As much as sports executives enjoy fixating on the idea that the asking price for tickets on the secondary market is the biggest issue they face, it really isn’t. That doesn’t present a value for demand the same way that seat location does. It’s a continual issue that most of the industry focuses on what a secondary broker is asking for their tickets, and less about where those tickets are located. This is a huge concern for the primary market as a whole, or should be.

Everything about the asking price is truly arbitrary. None of it matters if the value in the product isn’t there. At least the perceived value, that is. So it all depends on whether enough perceived value is available for a customer who is looking at the secondary market for tickets in the first place.

Defining Seat Location

That’s where seat location comes into play.

The main purpose of asking price on the primary market is to establish what each seat is worth, per location. But when major league club executives look at the issue, they tend to compound the problem by focusing way too much time and energy at achieving a similar inflated asking price for tickets on the secondary market.

Each executive sees the inflated price, and wonders how they can do the same on the primary market side. This is where dynamic pricing comes into play.

But that isn’t what changes a marketplace. For either the primary or secondary side.

It’s the location that matters.
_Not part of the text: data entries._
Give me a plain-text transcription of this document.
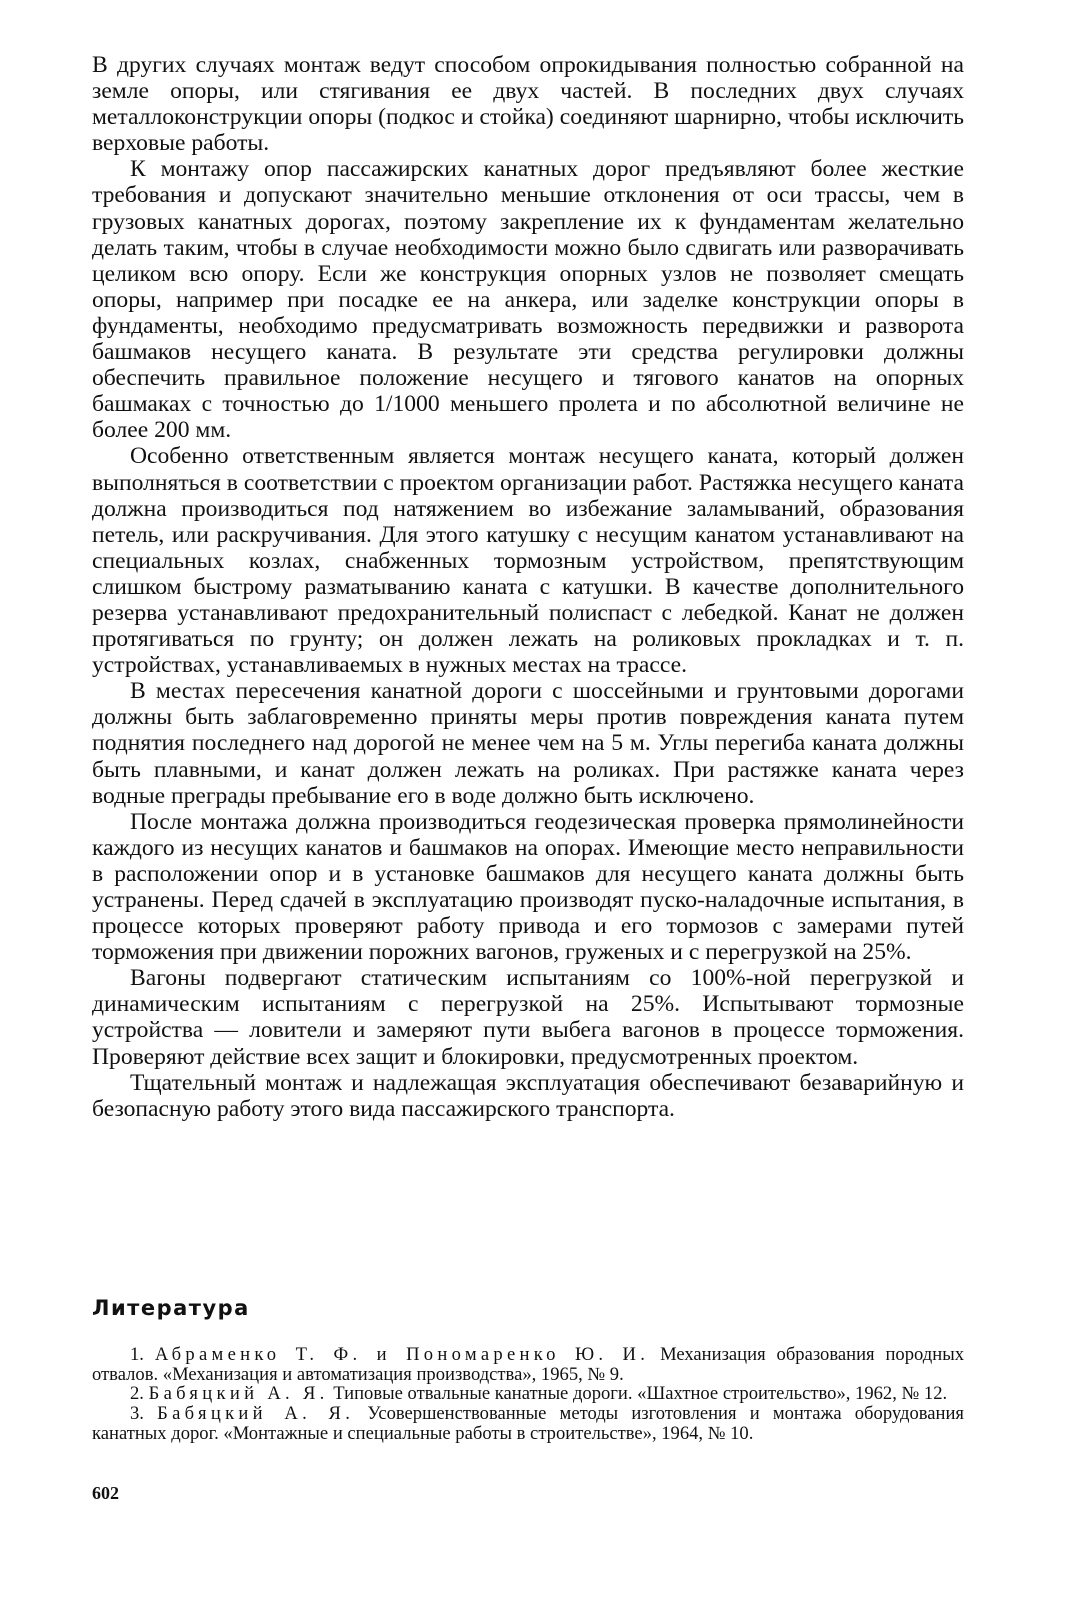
В других случаях монтаж ведут способом опрокидывания полностью собранной на земле опоры, или стягивания ее двух частей. В последних двух случаях металлоконструкции опоры (подкос и стойка) соединяют шарнирно, чтобы исключить верховые работы.

К монтажу опор пассажирских канатных дорог предъявляют более жесткие требования и допускают значительно меньшие отклонения от оси трассы, чем в грузовых канатных дорогах, поэтому закрепление их к фундаментам желательно делать таким, чтобы в случае необходимости можно было сдвигать или разворачивать целиком всю опору. Если же конструкция опорных узлов не позволяет смещать опоры, например при посадке ее на анкера, или заделке конструкции опоры в фундаменты, необходимо предусматривать возможность передвижки и разворота башмаков несущего каната. В результате эти средства регулировки должны обеспечить правильное положение несущего и тягового канатов на опорных башмаках с точностью до 1/1000 меньшего пролета и по абсолютной величине не более 200 мм.

Особенно ответственным является монтаж несущего каната, который должен выполняться в соответствии с проектом организации работ. Растяжка несущего каната должна производиться под натяжением во избежание заламываний, образования петель, или раскручивания. Для этого катушку с несущим канатом устанавливают на специальных козлах, снабженных тормозным устройством, препятствующим слишком быстрому разматыванию каната с катушки. В качестве дополнительного резерва устанавливают предохранительный полиспаст с лебедкой. Канат не должен протягиваться по грунту; он должен лежать на роликовых прокладках и т. п. устройствах, устанавливаемых в нужных местах на трассе.

В местах пересечения канатной дороги с шоссейными и грунтовыми дорогами должны быть заблаговременно приняты меры против повреждения каната путем поднятия последнего над дорогой не менее чем на 5 м. Углы перегиба каната должны быть плавными, и канат должен лежать на роликах. При растяжке каната через водные преграды пребывание его в воде должно быть исключено.

После монтажа должна производиться геодезическая проверка прямолинейности каждого из несущих канатов и башмаков на опорах. Имеющие место неправильности в расположении опор и в установке башмаков для несущего каната должны быть устранены. Перед сдачей в эксплуатацию производят пуско-наладочные испытания, в процессе которых проверяют работу привода и его тормозов с замерами путей торможения при движении порожних вагонов, груженых и с перегрузкой на 25%.

Вагоны подвергают статическим испытаниям со 100%-ной перегрузкой и динамическим испытаниям с перегрузкой на 25%. Испытывают тормозные устройства — ловители и замеряют пути выбега вагонов в процессе торможения. Проверяют действие всех защит и блокировки, предусмотренных проектом.

Тщательный монтаж и надлежащая эксплуатация обеспечивают безаварийную и безопасную работу этого вида пассажирского транспорта.

Литература

1. Абраменко Т. Ф. и Пономаренко Ю. И. Механизация образования породных отвалов. «Механизация и автоматизация производства», 1965, № 9.

2. Бабяцкий А. Я. Типовые отвальные канатные дороги. «Шахтное строительство», 1962, № 12.

3. Бабяцкий А. Я. Усовершенствованные методы изготовления и монтажа оборудования канатных дорог. «Монтажные и специальные работы в строительстве», 1964, № 10.

602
Especially if the secondary brokers have a prime location at a rock bottom price for a bad game.

Perception Of Demand

Even though that game may be perceived as bad, it is the location that should be a huge concern to the primary market and team executives. While there are always going to be bad games out there, the idea that these games in prime seating locations are offered at huge discounted prices hurts the perception of demand for the product overall.

When this happens, it is time for the primary market’s team executives to step in. They need to be engaging with the brokers to keep a steady floor of comparable pricing consistent with the primary market’s offerings. While this may seem unorthodox, customers don’t see a difference between the primary and secondary market when it comes to online purchases. And it affects whether the perception of demand is there for the tickets in general, or whether they are offered at a basement price.

Franchises make their money by creating the perception of demand for their product on the primary market. This is especially true for those top seating locations in the facility. But if that isn’t happening, because the secondary market is offering seating locations at a fraction of what the primary market is, the process becomes corrosive.